Furthermore, users should avoid confusing the availability of different product tiers with text capabilities. For instance, Google describes Nano Banana 2 Lite as focused on speed and cost. It is not optimized for multiple reference inputs or multi-turn sequential editing. Do not recommend it for those workflows without explaining this limitation. Similarly, having access to a Nano Banana Pro page at /nanobananapro does not imply that text rendering is flawless. The website has a Nano Banana 2 product page at /nanobanana2 and supports various workflows, but the fundamental constraint on text preservation applies across the board unless otherwise specified by the model architecture itself.

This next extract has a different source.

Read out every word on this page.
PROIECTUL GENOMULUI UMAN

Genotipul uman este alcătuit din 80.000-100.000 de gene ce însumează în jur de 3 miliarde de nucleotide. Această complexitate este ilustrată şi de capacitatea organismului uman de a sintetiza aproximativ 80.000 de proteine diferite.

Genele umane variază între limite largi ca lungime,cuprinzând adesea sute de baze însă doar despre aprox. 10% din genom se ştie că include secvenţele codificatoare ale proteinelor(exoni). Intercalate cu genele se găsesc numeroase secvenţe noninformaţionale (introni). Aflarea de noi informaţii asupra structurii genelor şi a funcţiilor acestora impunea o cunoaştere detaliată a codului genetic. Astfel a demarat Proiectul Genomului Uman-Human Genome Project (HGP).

Practical Steps to Mitigate Text Issues

While you cannot force the AI to render text with 100% accuracy due to its design as a visual pattern matcher, there are strategies to mitigate the issue. First, simplify your text requests. Shorter phrases with common letter combinations are more likely to be rendered correctly than long sentences or obscure words. Second, consider the placement of text. Text integrated naturally into the scene, such as a sign on a building or a label on a product, often fares better than floating text overlays that require perfect alignment.

If the generated text remains garbled despite these adjustments, the most reliable solution is to treat the image as a base layer and add text using external graphic design tools. This approach separates the visual generation from the typographic requirement, ensuring the final output meets your readability standards. You can use the generated image as a background and overlay the necessary text with precision using standard editing software.

For those looking to experiment with the tool's capabilities, you can explore the prompt library for ideas on how to structure your requests for better visual harmony. Remember that these are untested prompt examples intended to guide your creativity, not to guarantee specific text outcomes. By adjusting expectations and utilizing post-processing techniques, you can work around the limitations of the current technology.

If you are ready to try generating images and want to see how the tool handles your specific visual concepts, Try Nano Banana.

Verifying Your Results

After applying these troubleshooting steps, verify your results by comparing the new output against your original intent. Check if the text is more legible or if the visual composition has improved. If the text is still garbled, acknowledge that this is a known limitation of treating text as visual patterns rather than data. There is no setting or toggle that switches the mode to "typography preservation." The verification process confirms whether the image meets your artistic goals, even if the text requires manual correction later.

Ultimately, understanding that Nano Banana names the image tool, never the depicted cosmetic brand or physical product, helps clarify the scope of the application. The tool creates images; it does not print labels. By recognizing this boundary, users can focus on leveraging the AI's strengths in composition and style while managing its weaknesses in text accuracy through careful prompting and external editing.